International Conference on Machine Learning (ICML 2020)

Georg Kohl, Technical University of Munich
Kiwon Um, Technical University of Munich
Nils Thuerey, Technical University of Munich

We propose a neural network-based approach that computes a stable and generalizing metric (LSiM) to compare data from a variety of numerical simulation sources. We focus on scalar time-dependent 2D data that commonly arises from motion and transport-based partial differential equations (PDEs). Our method employs a Siamese network architecture that is motivated by the mathematical properties of a metric. We leverage a controllable data generation setup with PDE solvers to create increasingly different outputs from a reference simulation in a controlled environment. A central component of our learned metric is a specialized loss function that introduces knowledge about the correlation between single data samples into the training process. To demonstrate that the proposed approach outperforms existing metrics for vector spaces and other learned, image-based metrics, we evaluate the different methods on a large range of test data. Additionally, we analyze generalization benefits of an adjustable training data difficulty and demonstrate the robustness of LSiM via an evaluation on three real-world data sets.

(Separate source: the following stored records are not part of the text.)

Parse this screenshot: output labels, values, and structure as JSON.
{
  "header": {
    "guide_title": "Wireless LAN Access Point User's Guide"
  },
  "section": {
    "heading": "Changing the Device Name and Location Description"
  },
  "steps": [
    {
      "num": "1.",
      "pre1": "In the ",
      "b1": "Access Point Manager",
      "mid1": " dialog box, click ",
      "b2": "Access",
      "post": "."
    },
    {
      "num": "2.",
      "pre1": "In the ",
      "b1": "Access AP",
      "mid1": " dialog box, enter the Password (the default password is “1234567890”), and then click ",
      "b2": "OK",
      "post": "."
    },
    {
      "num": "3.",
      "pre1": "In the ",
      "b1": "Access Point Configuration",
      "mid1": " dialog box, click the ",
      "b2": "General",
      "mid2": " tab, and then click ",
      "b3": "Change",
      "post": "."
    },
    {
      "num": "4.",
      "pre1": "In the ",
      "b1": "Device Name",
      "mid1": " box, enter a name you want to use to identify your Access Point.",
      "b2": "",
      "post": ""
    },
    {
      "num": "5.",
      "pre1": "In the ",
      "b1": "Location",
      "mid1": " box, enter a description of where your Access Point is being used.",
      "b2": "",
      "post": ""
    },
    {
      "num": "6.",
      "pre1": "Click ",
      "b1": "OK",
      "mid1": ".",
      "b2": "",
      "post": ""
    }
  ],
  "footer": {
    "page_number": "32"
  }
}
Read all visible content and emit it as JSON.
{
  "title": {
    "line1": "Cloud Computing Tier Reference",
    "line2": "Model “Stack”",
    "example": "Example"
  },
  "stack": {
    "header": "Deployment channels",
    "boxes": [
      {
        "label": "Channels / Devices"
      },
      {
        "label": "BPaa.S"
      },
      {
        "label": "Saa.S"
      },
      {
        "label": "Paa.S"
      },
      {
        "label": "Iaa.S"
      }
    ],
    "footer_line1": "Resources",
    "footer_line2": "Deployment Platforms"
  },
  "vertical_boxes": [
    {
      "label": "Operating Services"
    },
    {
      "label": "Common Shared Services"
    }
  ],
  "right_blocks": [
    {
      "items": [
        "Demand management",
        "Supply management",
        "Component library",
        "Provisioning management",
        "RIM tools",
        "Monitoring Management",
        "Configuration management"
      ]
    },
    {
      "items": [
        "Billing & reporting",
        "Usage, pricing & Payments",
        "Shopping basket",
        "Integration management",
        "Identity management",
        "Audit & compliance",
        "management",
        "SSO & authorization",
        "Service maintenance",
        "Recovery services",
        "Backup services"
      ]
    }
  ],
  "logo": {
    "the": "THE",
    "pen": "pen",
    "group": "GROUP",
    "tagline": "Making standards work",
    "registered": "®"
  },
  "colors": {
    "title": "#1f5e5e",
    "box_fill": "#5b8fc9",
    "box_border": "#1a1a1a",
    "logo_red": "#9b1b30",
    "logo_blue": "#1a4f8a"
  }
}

metric learning, CNNs, PDEs, numerical simulation, perceptual evaluation, physics simulation

Source Code
Data Download


Assessing similarity for complex data is a fundamental problem in all computational disciplines ranging from simulations of blood flow to aircraft design. Many practical problems rely on highly complex PDEs, where small perturbations in the input drastically alter the solutions. Regular vector space metrics like the L² distance are unreliable as they perform an element-wise comparison, and thus cannot compare contextual information or structures on different scales as shown in Fig. 1. Our approach employs convolutional neural networks (CNNs) as a method to extract and compare more meaningful features from a set of two simulation frames.

Fig. 1: Comparisons of two different smoke plumes to a reference with normalized distances for different metrics (smaller distances indicate higher similarity). Our method (LSiM, green) approximates the ground truth distances (GT, gray) well, while an L² metric (red) erroneously yields a reversed ordering.

In Fig. 2 the general architecture of LSiM is displayed. The most important part is the Siamese base network with shared weights for both inputs, that consists of multiple convolution + ReLU layers for feature extraction. Next, the activations are normalized, compared in latent space and combined to a scalar distance value with simple or learned aggregation functions.

Fig. 2: Proposed distance computation with an exemplary base network that contains three layers with four feature maps each. Bold operations are learned and contain weights influenced by the training process.

Data Generation and Training
The data to train the metric originates from a large range of numerical simluations of PDEs, i.e., a pure advection-diffusion model, Burger’s equation which adds a viscosity term and the full Navier-Stokes equations with the mass conservation constraint (see top two rows in title figure). To create sequences with ground truth distances, one initial condition of a reference simulation is varied incrementally, e.g., the buoyancy force in a smoke simulation or the initial position of a fluid drop in a liquid simulation. The data to test the generalization of our metric is far outside the training data range. It features liquid and advection-diffusion data with a different setup and sequential frames of randomized moving shapes and captured videos (see bottom row in title figure).

To compare LSiM to other metrics,  we used correlation between ground truth and predicted distances as a performance measure. Correlation describes how well the relationship between two sets of measurements can be modelled with a linear or monotonic function (depending on the used correlation variant). As a result, a higher correlation value on the test data indicates a metric that generalizes better. On the combined test data LSiM  achieves the correlation 0.73, while the commonly used L² metric results in a value of 0.61 and structural similarity (SSIM) only reaches 0.53.

Fig. 3: Color-mapped example sequences from the real-world data repositories ScalarFlow (orange), JHTDB (reen), and WeatherBench (blue).

To further show the robustness of our metric, three real-world data repositories are evaluated (see Fig. 3). We employ the ScalarFlow data set, that features velocity reconstructions of captured smoke plumes. Furthermore, the Johns Hopkins Turbulence Database (JHTDB), and atmospheric weather data in form of temperature and geopotential from Data Download are used. Data sequences for a reference are created by using fixed intevals along a spatial or temporal dimension of the data. LSiM consistently achieves the highest mean correlation values above 0.9 and lower standard deviations compared to other metrics on all three data sets, as shown in Fig. 4.

Fig. 4: Average correlation comparison across different spatial and temporal steps on the three real-world data repositories. LSiM recovers the correct ordering of the data with highest accuracy, despite never being trained on them.